Por fim, voltando à nossa imaginária floresta, procuraremos compreender o emaranhado de galhos e cipós, que confundem o observador, para tentar encontrar, talvez na semente, a lógica essencial do matagal. Ali poderemos perceber a diversidade das plantas e sementes da mesma forma que num passeio pela cidade, podemos encontrar culturas diversas e saber que cada uma tem, ou pelo menos deveria ter, na sua essência, as mais diversas percepções de mundo que, imbricadas, ou seja, sobrepostas, visam garantir a sobrevivência e a integridade dos grupos sociais. Como visto, os rumos tomados pela acumulação capitalista afasta alguns membros sociais dessa primordial significação do “ser”. Vale pensar que, comparativamente, estamos perdendo o controle sobre essa selva que se estende por um território sem fronteiras, cujas sementes são lançadas pela mediação da comunicação de massa.
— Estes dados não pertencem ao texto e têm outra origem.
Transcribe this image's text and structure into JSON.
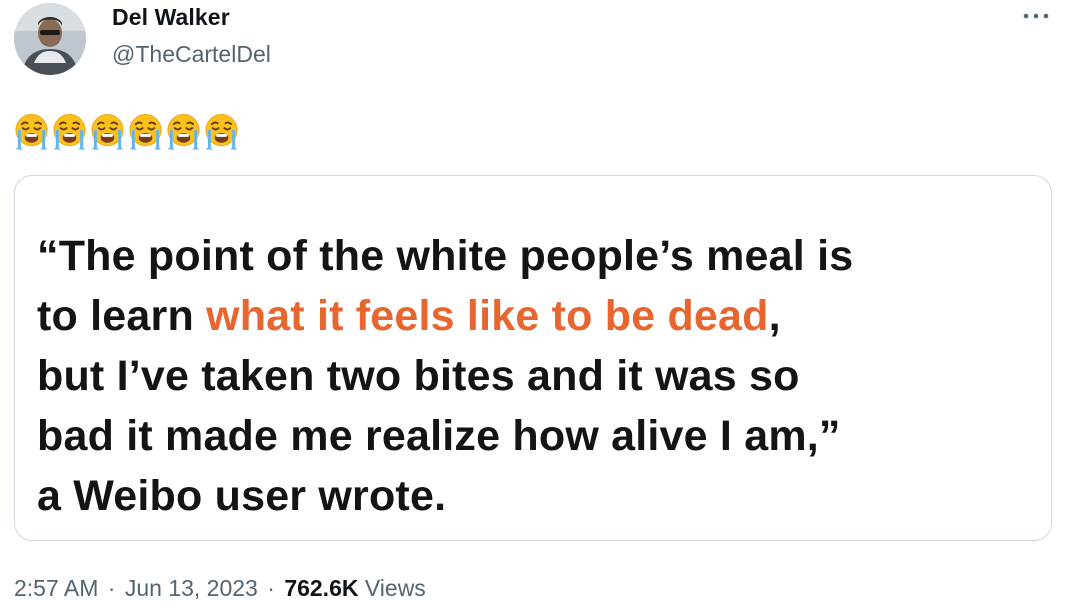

Assim a meditez determina o ritmo de crescimento dessa selva, suas fronteiras, seu tempo real e virtual. Nela o agigantamento de uns sufoca a maioria e, ao lançar sua sombra sobre as sementes, eliminam a essência da própria floresta. Essa reflexão, uma vez colocada, pode ser considerada essencial para a compreensão da diversidade cultural humana e da importância de se perceber o essencial que existe em cada uma delas. Uma vez compreendido esse mecanismo, fica mais fácil pensar os movimentos, as implicações presentes e futuras das tendências de aculturação, principalmente na sociedade contemporânea embriagada pelo mercado de consumo, pela mediatez da informação e pela falta de sentido das sociedades de espetáculo, onde os sujeitos se assemelham a rebanho pastando trivialidades como afirma Du Bois em sua interpretação da sociedade de consumo americana.
Salomão Ferreira de Souza - é aluno do terceiro período da Faculdade de Educação da UEMG (Universidade do Estado de Minas Gerais). Belo Horizonte, 14 de setembro de 2010.